また、理化学研究所 計算科学研究センタープロジェクトリーダーの石川裕氏は、「富岳のプロジェクトは、2014年春からスタートした。今日は、まずは6筐体が出荷される。富岳10筐体で今まで稼働していたスパコン京全体864筐体と同じ性能が出る。また、20分の1の電力で稼働する。コンパクトで高い性能を発揮するスーパーコンピュータである。大規模なシミュレーションだけでなく、AIでも活用が可能な点も特徴である」などした。

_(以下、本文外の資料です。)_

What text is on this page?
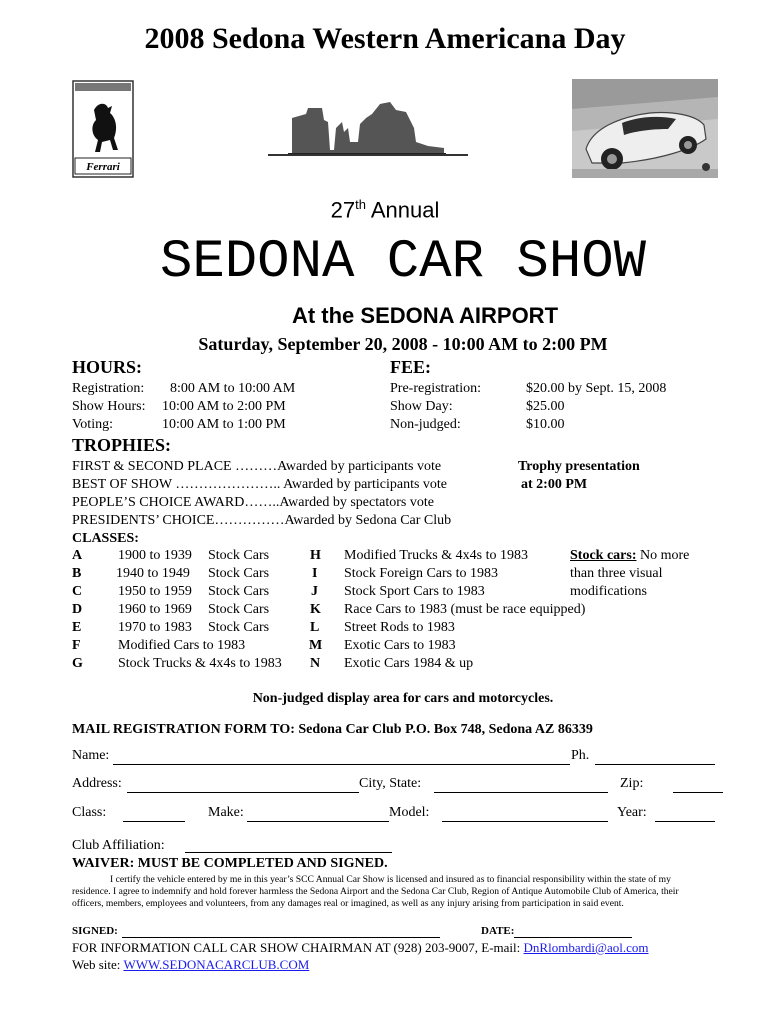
2008 Sedona Western Americana Day
Ferrari
27th Annual
SEDONA CAR SHOW
At the SEDONA AIRPORT
Saturday, September 20, 2008 - 10:00 AM to 2:00 PM
HOURS:
Registration: 8:00 AM to 10:00 AM
Show Hours: 10:00 AM to 2:00 PM
Voting:	10:00 AM to 1:00 PM
FEE:
Pre-registration:	$20.00 by Sept. 15, 2008
Show Day:	$25.00
Non-judged:	$10.00
TROPHIES:
FIRST & SECOND PLACE ………Awarded by participants vote
BEST OF SHOW ………………….. Awarded by participants vote
PEOPLE’S CHOICE AWARD……..Awarded by spectators vote
PRESIDENTS’ CHOICE……………Awarded by Sedona Car Club
Trophy presentation
at 2:00 PM
CLASSES:
A	1900 to 1939 Stock Cars
B 1940 to 1949 Stock Cars
C	1950 to 1959 Stock Cars
D	1960 to 1969 Stock Cars
E	1970 to 1983 Stock Cars
F	Modified Cars to 1983
G	Stock Trucks & 4x4s to 1983
H Modified Trucks & 4x4s to 1983
I Stock Foreign Cars to 1983
J Stock Sport Cars to 1983
K Race Cars to 1983 (must be race equipped)
L Street Rods to 1983
M Exotic Cars to 1983
N Exotic Cars 1984 & up
Stock cars: No more
than three visual
modifications
Non-judged display area for cars and motorcycles.
MAIL REGISTRATION FORM TO: Sedona Car Club P.O. Box 748, Sedona AZ 86339
Name:	Ph.
Address:	City, State:	Zip:
Class:	Make:	Model:	Year:
Club Affiliation:
WAIVER: MUST BE COMPLETED AND SIGNED.
I certify the vehicle entered by me in this year’s SCC Annual Car Show is licensed and insured as to financial responsibility within the state of my
residence. I agree to indemnify and hold forever harmless the Sedona Airport and the Sedona Car Club, Region of Antique Automobile Club of America, their
officers, members, employees and volunteers, from any damages real or imagined, as well as any injury arising from participation in said event.
SIGNED:	DATE:
FOR INFORMATION CALL CAR SHOW CHAIRMAN AT (928) 203-9007, E-mail: DnRlombardi@aol.com
Web site: WWW.SEDONACARCLUB.COM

  • 理化学研究所 計算科学研究センタープロジェクトリーダーの石川裕氏

石川県の谷本正憲知事は、「世界に冠たるスーパーコンピュータの富岳が今日から出荷する。今日は雨が降っているが、雨降って、地固まるという言葉があるように、むしろ雨が降ってよかった。恵まれた日になった。また、私は兵庫県で出身で、石川県の知事をしている。プロジェクトリーダは石川さん。富岳とこれだけ重なることを考えると、石川県で作られたことは偶然ではない。運命のようなものである」と語り会場を沸かせたあと、「富岳によって、ガンや認知症の治療に生かしたり、台風の進路を予測し、防災にも活用できると聞いている。大いに活用してもらい、県民や国民の安全につながることを期待している。こうしたコンピュータがこの地で作られていることは、石川県の誇りでもある」などと述べた。

  • 石川県の谷本正憲知事

一方で、富士通ITプロダクツの加藤真一社長は、「富士通ITプロダクツは、試作段階からこのプロジェクトに携わり、技術力を結集し、効率的で、高信頼を担保したモノづくりに取り組んでいる。とくに、品質については、『品質は命』という、当社が掲げる言葉通りにこだわってきた。その実現に向けてはサプライヤーの協力を得た。富岳の製造を通じて社会課題解決の一翼を担うという誇りを胸に、高品質の製品づくりに邁進し、すべての製品をしっかりと収める」と述べた。

  • 富士通ITプロダクツの加藤真一社長

セレモニーでは、代表者によるテープカットが行われたあと、トラックの乗せられた第1号筐体が、神戸市の理化学研究所計算科学研究センターに向けて出発した。

なお、理化学研究所計算科学研究センターでは、12月3日午前9時から、富岳の搬入を開始する。